Her use of my name jarred me. I turned to find her standing only a few feet away. Entranced for a moment by the way the blue light caressed her pretty features, I finally said, “I’m a novgala.”

“And what is that?”

“It’s probably easier to show you.”

“Then show me,” she demanded.

For a female who’d been raised to believe she was less than and forced to serve a father who didn’t treat her with an ounce of care or love, she was strong-willed and demanding in what she wanted. I liked it. Very much.

She needed to be both of those things if she were to be mine. And she would be.

Chapter

Eight

MURGHA

“All right,” Vallon agreed.

Then he whispered a command in another language. Demon tongue. I’d heard a few wraith fae speak it at the Borderlands when I’d brought my herbs to sell.

He was summoning magick. I could feel it tighten the air around us, a prickling sensation raising gooseflesh on my skin. A whimper escaped my mouth as I hadn’t expected the presence of magick like his to feel…pleasurable. It wrapped around me in a cocoon of warmth. Powerful energy sizzled through my body. No wood fae I knew possessed magick as strong as this.

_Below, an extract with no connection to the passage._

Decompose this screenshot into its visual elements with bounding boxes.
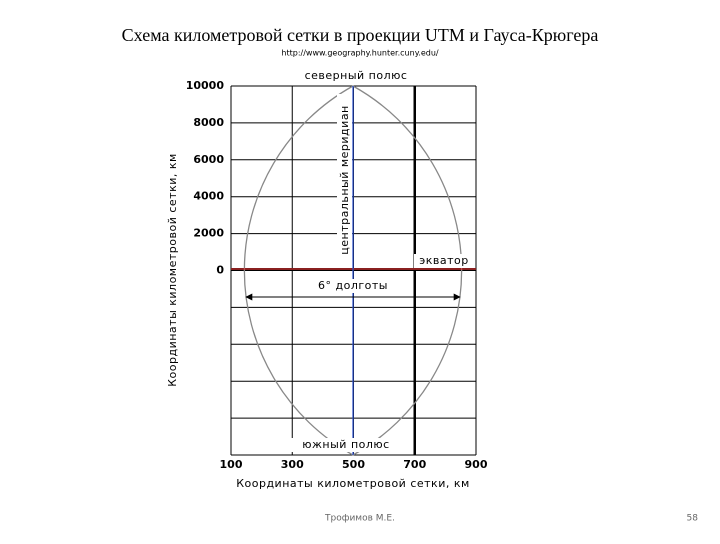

I gasped as Vallon’s features disappeared, his form replaced by an Issosian Guard with blond hair, violet eyes, and golden fae wings. I gasped and jumped back.

He grinned, but it wasn’t Vallon’s striking face that smiled. It was a stranger in the sapphire and gold armor of Issos.

“You can transform yourself,” I breathed, taking a tentative step forward to peer closer.

“No. It is illusion only.” Vallon’s voice came from the Issosian’s lips. “I’m not transformed. It is glamour.”

I stared in astonishment, shaking my head. “It looks so real.” I reached out my hand then drew it back.